I opened the door and I was filled with mixed emotions: my heart sank…but I also wanted breakout laughing at the same time. There stood her best friend with her boyfriend. They looked as if they had fallen off a boat, as no part of their clothing was dry and they were shaking from the cold. I invited them in and I quickly led them to the kitchen, as water poured off their clothing onto the floor.

Why were they so wet? They had decided to go walking in the rain without rain gear or umbrellas and it had rained much harder than they had expected. I would’ve laughed out loud at them but they looked miserable, shaking and blue colored, which frightened me, as I thought that they might need medical attention. Although once inside our place, they looked only pathetic, but not seriously ill, even though they were still shaking from the cold.
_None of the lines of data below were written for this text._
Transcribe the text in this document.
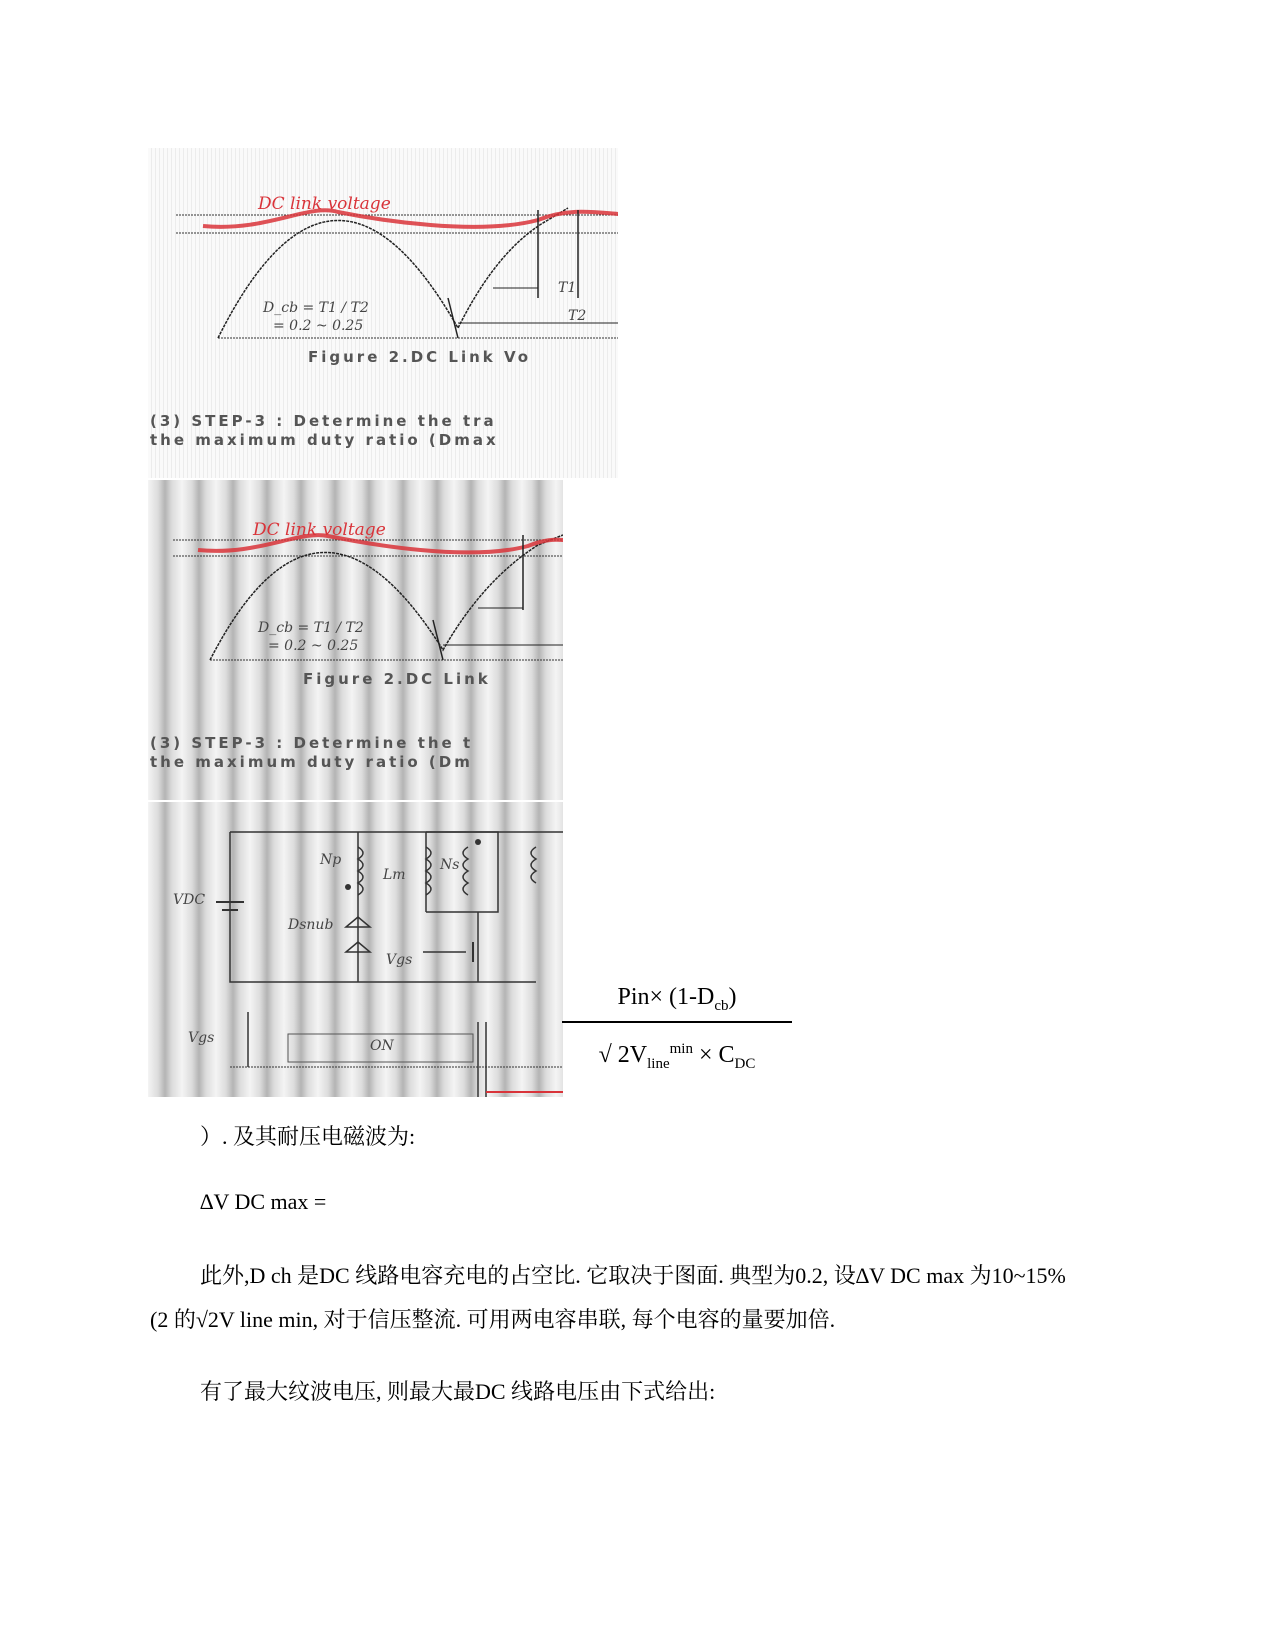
DC link voltage
D_cb = T1 / T2
= 0.2 ~ 0.25
T1
T2
Figure 2.DC Link Vo
(3) STEP-3 : Determine the tra
the maximum duty ratio (Dmax
DC link voltage
D_cb = T1 / T2
= 0.2 ~ 0.25
Figure 2.DC Link
(3) STEP-3 : Determine the t
the maximum duty ratio (Dm
VDC
Np
Lm
Ns
Dsnub
Vgs
Vgs	ON
$Pin\times (1-D_{cb})$
√ $2V_{line}^{min} \times C_{DC}$
）. 及其耐压电磁波为:
∆V DC max =
此外,D ch 是DC 线路电容充电的占空比. 它取决于图面. 典型为0.2, 设∆V DC max 为10~15% (2 的√2V line min, 对于信压整流. 可用两电容串联, 每个电容的量要加倍.
有了最大纹波电压, 则最大最DC 线路电压由下式给出:
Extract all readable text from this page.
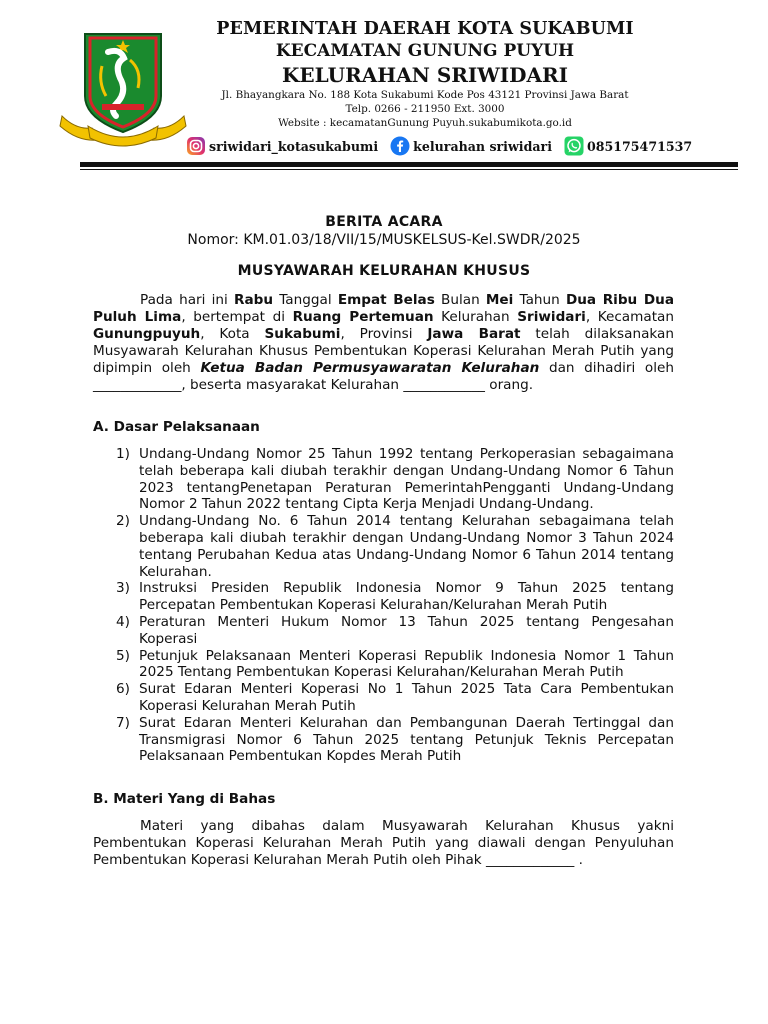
PEMERINTAH DAERAH KOTA SUKABUMI
KECAMATAN GUNUNG PUYUH
KELURAHAN SRIWIDARI
Jl. Bhayangkara No. 188 Kota Sukabumi Kode Pos 43121 Provinsi Jawa Barat
Telp. 0266 - 211950 Ext. 3000
Website : kecamatanGunung Puyuh.sukabumikota.go.id
sriwidari_kotasukabumi	kelurahan sriwidari	085175471537
BERITA ACARA
Nomor: KM.01.03/18/VII/15/MUSKELSUS-Kel.SWDR/2025
MUSYAWARAH KELURAHAN KHUSUS
Pada hari ini Rabu Tanggal Empat Belas Bulan Mei Tahun Dua Ribu Dua Puluh Lima, bertempat di Ruang Pertemuan Kelurahan Sriwidari, Kecamatan Gunungpuyuh, Kota Sukabumi, Provinsi Jawa Barat telah dilaksanakan Musyawarah Kelurahan Khusus Pembentukan Koperasi Kelurahan Merah Putih yang dipimpin oleh Ketua Badan Permusyawaratan Kelurahan dan dihadiri oleh _____________, beserta masyarakat Kelurahan ____________ orang.
A. Dasar Pelaksanaan
1) Undang-Undang Nomor 25 Tahun 1992 tentang Perkoperasian sebagaimana telah beberapa kali diubah terakhir dengan Undang-Undang Nomor 6 Tahun 2023 tentangPenetapan Peraturan PemerintahPengganti Undang-Undang Nomor 2 Tahun 2022 tentang Cipta Kerja Menjadi Undang-Undang.
2) Undang-Undang No. 6 Tahun 2014 tentang Kelurahan sebagaimana telah beberapa kali diubah terakhir dengan Undang-Undang Nomor 3 Tahun 2024 tentang Perubahan Kedua atas Undang-Undang Nomor 6 Tahun 2014 tentang Kelurahan.
3) Instruksi Presiden Republik Indonesia Nomor 9 Tahun 2025 tentang Percepatan Pembentukan Koperasi Kelurahan/Kelurahan Merah Putih
4) Peraturan Menteri Hukum Nomor 13 Tahun 2025 tentang Pengesahan Koperasi
5) Petunjuk Pelaksanaan Menteri Koperasi Republik Indonesia Nomor 1 Tahun 2025 Tentang Pembentukan Koperasi Kelurahan/Kelurahan Merah Putih
6) Surat Edaran Menteri Koperasi No 1 Tahun 2025 Tata Cara Pembentukan Koperasi Kelurahan Merah Putih
7) Surat Edaran Menteri Kelurahan dan Pembangunan Daerah Tertinggal dan Transmigrasi Nomor 6 Tahun 2025 tentang Petunjuk Teknis Percepatan Pelaksanaan Pembentukan Kopdes Merah Putih
B. Materi Yang di Bahas
Materi yang dibahas dalam Musyawarah Kelurahan Khusus yakni Pembentukan Koperasi Kelurahan Merah Putih yang diawali dengan Penyuluhan Pembentukan Koperasi Kelurahan Merah Putih oleh Pihak _____________ .
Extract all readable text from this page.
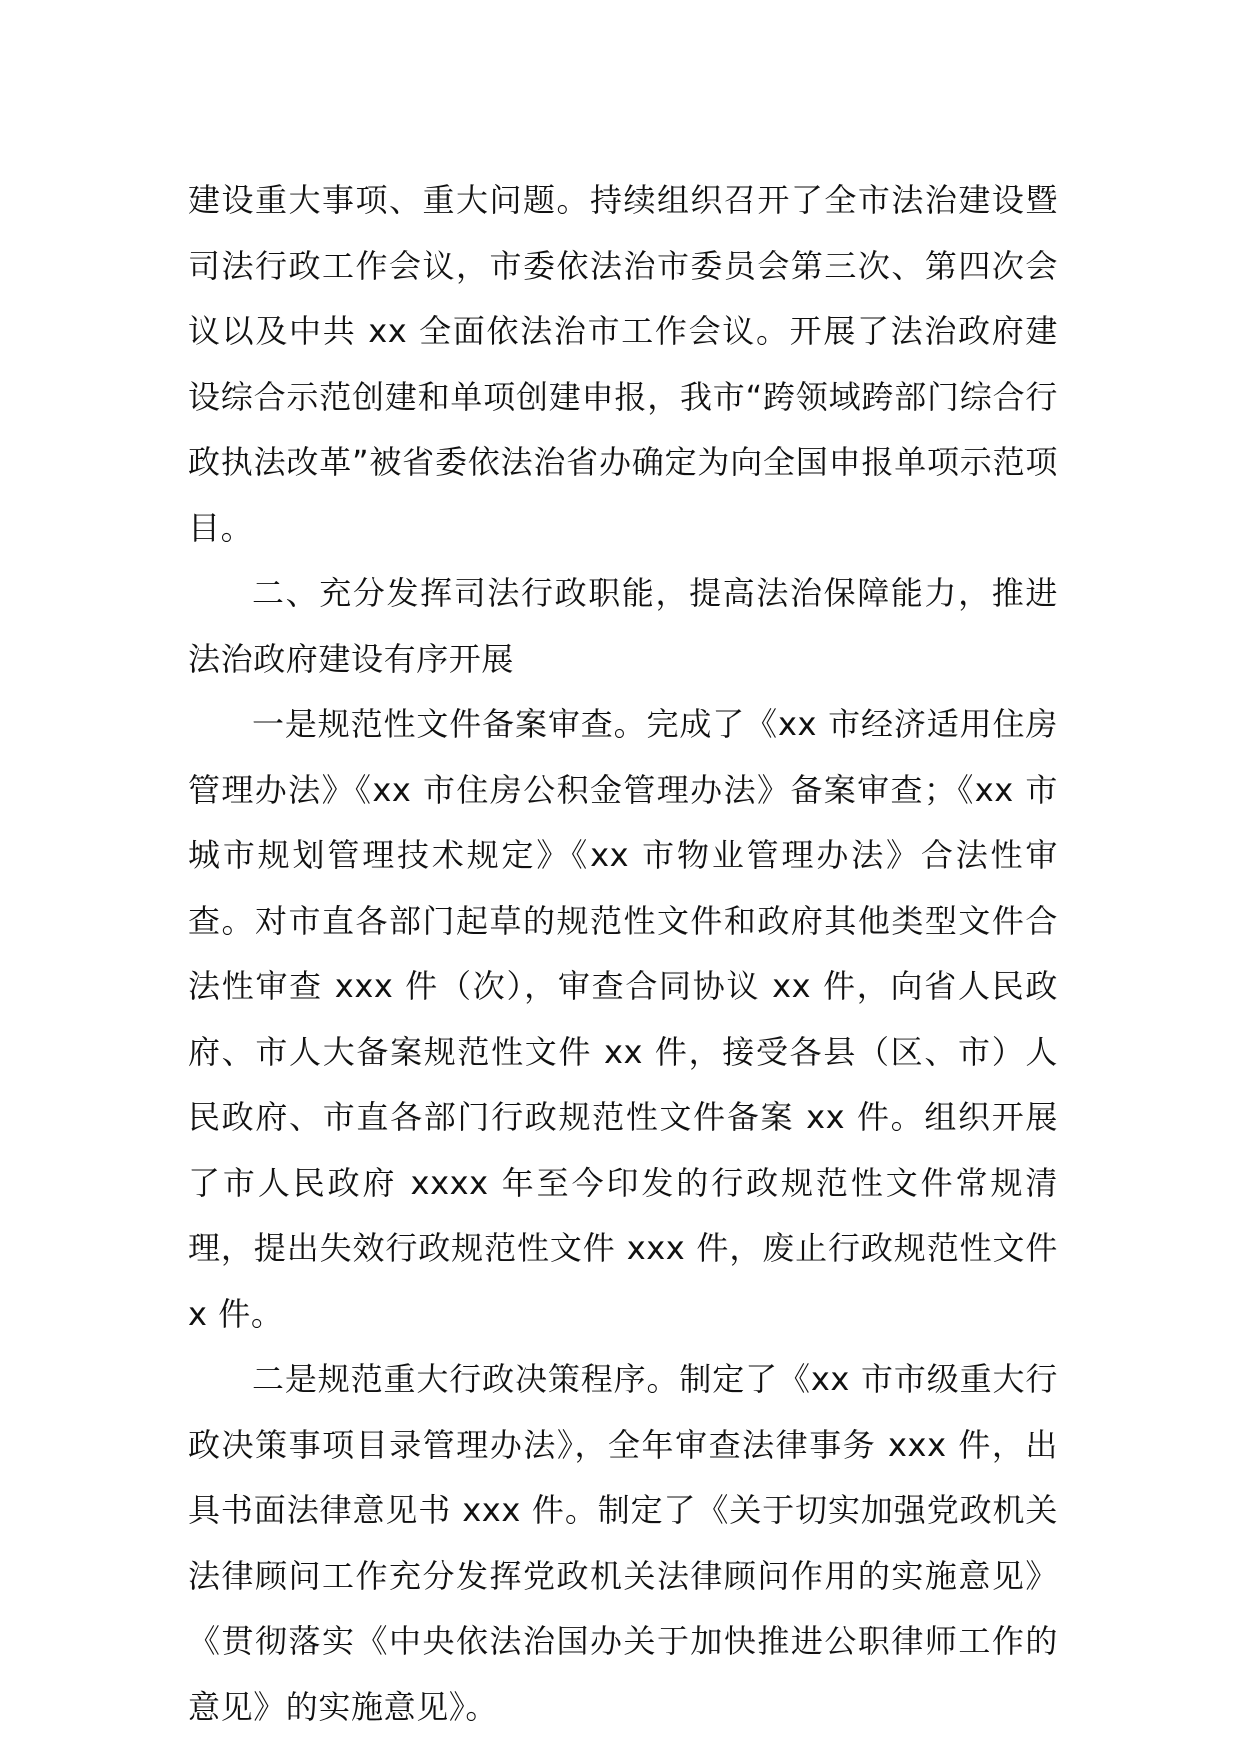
建设重大事项、重大问题。持续组织召开了全市法治建设暨司法行政工作会议，市委依法治市委员会第三次、第四次会议以及中共 xx 全面依法治市工作会议。开展了法治政府建设综合示范创建和单项创建申报，我市“跨领域跨部门综合行政执法改革”被省委依法治省办确定为向全国申报单项示范项目。

二、充分发挥司法行政职能，提高法治保障能力，推进法治政府建设有序开展

一是规范性文件备案审查。完成了《xx 市经济适用住房管理办法》《xx 市住房公积金管理办法》备案审查；《xx 市城市规划管理技术规定》《xx 市物业管理办法》合法性审查。对市直各部门起草的规范性文件和政府其他类型文件合法性审查 xxx 件（次），审查合同协议 xx 件，向省人民政府、市人大备案规范性文件 xx 件，接受各县（区、市）人民政府、市直各部门行政规范性文件备案 xx 件。组织开展了市人民政府 xxxx 年至今印发的行政规范性文件常规清理，提出失效行政规范性文件 xxx 件，废止行政规范性文件 x 件。

二是规范重大行政决策程序。制定了《xx 市市级重大行政决策事项目录管理办法》，全年审查法律事务 xxx 件，出具书面法律意见书 xxx 件。制定了《关于切实加强党政机关法律顾问工作充分发挥党政机关法律顾问作用的实施意见》《贯彻落实《中央依法治国办关于加快推进公职律师工作的意见》的实施意见》。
In spite of how much I had hoped just to dry them off a bit, my wife and I saw that they needed help, so I told them to take off as much of their outer clothes as they could and then to head into the bathroom to take a warm shower. Like obedient children, they stripped off their soaked clothes, but they didn’t stop at their underwear as I suggested and expected; instead, all their clothes came off. Oddly enough, I didn’t really see either of them naked for more than a split second, as I tried to avert my eyes from anything too interesting and both my wife and I were bringing their wet clothing to the sink and wringing as much water out of them as we could.

Once they had cleared out of the kitchen, I loaded all the wet clothing into a lawn bag and put on my rain parka and went outside to the little laundry that our small apartment complex held, while my wife mopped up the kitchen floor. Once I was back in the house, I found my wife turning up the heat and pulling out our best towels and our robes. I told her that if everything broke in our favor, I could have both of them dressed and fed in less than one hour. She enthusiastically nodded and then she said something that surprised me.

She asked if I had seen his cock and didn’t I think it was funny looking. I hadn’t, but I wondered what she meant by funny. She had got a good look at his penis, as she had placed dirty towels under their feet, which put her eyes just a foot or two from his cock. She read the puzzlement in my face and said that his cock was small, very small, circumcised, oddly round, jutting straight out, and pale bubble-gum pink; she described as being just head and no shaft.

I really didn’t know him very well, as he was soft-spoken and his girlfriend seldom let him get a word in edgewise, but I came to his defense. I explained that the cold has that effect on all penises and that once he warmed up everything would return to normal. It didn't. They emerged from the warm shower and strutted into our living room naked to get to the fireplace. His penis wasn't a millimeter bigger. (If he had been hung, I would probably mention his name, but his being tiny compels my silence.)
cool story, are you a writer? cause that could of came out of a novel, and a well written one at that.
 
cool story, are you a writer? cause that could of came out of a novel, and a well written one at that.
Thank you. No, not a writer. I do, however, know two published novelists, one of whom also teaches writing at a prestigious university. Whenever I send them a recounting of some recent situation I found myself in, I know that I must bring my A game.